Victorian Women’s Self-management in George Eliot’s Daniel Deronda
|Keywords:||私利;《丹尼爾‧德隆達》;維多利亞時代女人;娛樂;婚姻;Self-interest;Daniel Deronda;Victorian women;leisure;marriage||Issue Date:||2011||Abstract:||
This thesis attempts to examine and theorize Gwendolen Harleth’s active intervention in her life characterized by incessant crises in George Eliot’s Daniel Deronda. Gwendolen, living under the influence of liberalism and self-help, aspired to take control of her life by speculating interests and risks. Representative of a prototypical female homo economicus (or economic woman), she manifested the ways capitalistic economy affects women in terms of the idea of self-interest. Incorporating this historical significance of such an awakening, the term “women’s self-management” used here is intended not only to distinguish women’s particular social position from men’s, but also to emphasize the aspect of her interaction with and perception of the material world.
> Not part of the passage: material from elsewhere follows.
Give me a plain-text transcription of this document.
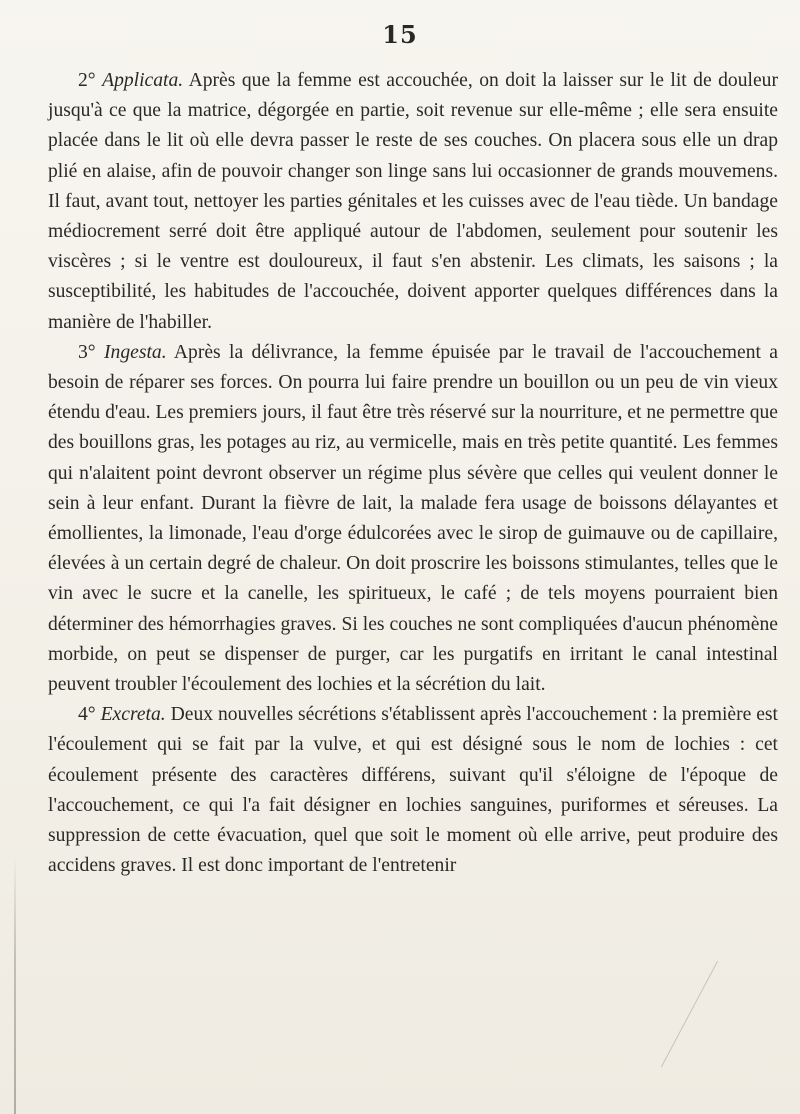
15

2° Applicata. Après que la femme est accouchée, on doit la laisser sur le lit de douleur jusqu'à ce que la matrice, dégorgée en partie, soit revenue sur elle-même ; elle sera ensuite placée dans le lit où elle devra passer le reste de ses couches. On placera sous elle un drap plié en alaise, afin de pouvoir changer son linge sans lui occasionner de grands mouvemens. Il faut, avant tout, nettoyer les parties génitales et les cuisses avec de l'eau tiède. Un bandage médiocrement serré doit être appliqué autour de l'abdomen, seulement pour soutenir les viscères ; si le ventre est douloureux, il faut s'en abstenir. Les climats, les saisons ; la susceptibilité, les habitudes de l'accouchée, doivent apporter quelques différences dans la manière de l'habiller.

3° Ingesta. Après la délivrance, la femme épuisée par le travail de l'accouchement a besoin de réparer ses forces. On pourra lui faire prendre un bouillon ou un peu de vin vieux étendu d'eau. Les premiers jours, il faut être très réservé sur la nourriture, et ne permettre que des bouillons gras, les potages au riz, au vermicelle, mais en très petite quantité. Les femmes qui n'alaitent point devront observer un régime plus sévère que celles qui veulent donner le sein à leur enfant. Durant la fièvre de lait, la malade fera usage de boissons délayantes et émollientes, la limonade, l'eau d'orge édulcorées avec le sirop de guimauve ou de capillaire, élevées à un certain degré de chaleur. On doit proscrire les boissons stimulantes, telles que le vin avec le sucre et la canelle, les spiritueux, le café ; de tels moyens pourraient bien déterminer des hémorrhagies graves. Si les couches ne sont compliquées d'aucun phénomène morbide, on peut se dispenser de purger, car les purgatifs en irritant le canal intestinal peuvent troubler l'écoulement des lochies et la sécrétion du lait.

4° Excreta. Deux nouvelles sécrétions s'établissent après l'accouchement : la première est l'écoulement qui se fait par la vulve, et qui est désigné sous le nom de lochies : cet écoulement présente des caractères différens, suivant qu'il s'éloigne de l'époque de l'accouchement, ce qui l'a fait désigner en lochies sanguines, puriformes et séreuses. La suppression de cette évacuation, quel que soit le moment où elle arrive, peut produire des accidens graves. Il est donc important de l'entretenir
I argue that Gwendolen perceives the public world and her identity in relation to the status of her self-interest. What I find is that Gwendolen epitomizes the advent of a group of new women in the mid-century, who were active supporters of their self-interest and against whom Victorian society in this period began to confront and venture to contain. As the narrative shows, the need to self-manage is triggered by Gwendolen’s perception of her impaired self-interest. While being acutely aware of her interest as an “individual woman,” Gwendolen also has to consider the risk of offending the conventional gender ideology that is quick to deny women’s material desires.
Featuring in the novel as two dominant sites of self-management, leisure and marriage provide rather opposite results of her effort. Resorting to what I call “economics of performing,” I believe Gwendolen constantly exploits the gender ideology to extract the value of her female body for her economic benefit. Whilst with leisure she is able to fulfill her desire through promoting her femininity, marriage on the other hand negates her marriageability and as a result her self-interest is forced to lapse into compromisation with the social norms. At the end of the novel, it is suggested that the marriage as governed by Victorian logic serves as the ultimate boundary for economic woman, whose self-interest must renounce marriage as its primary expression.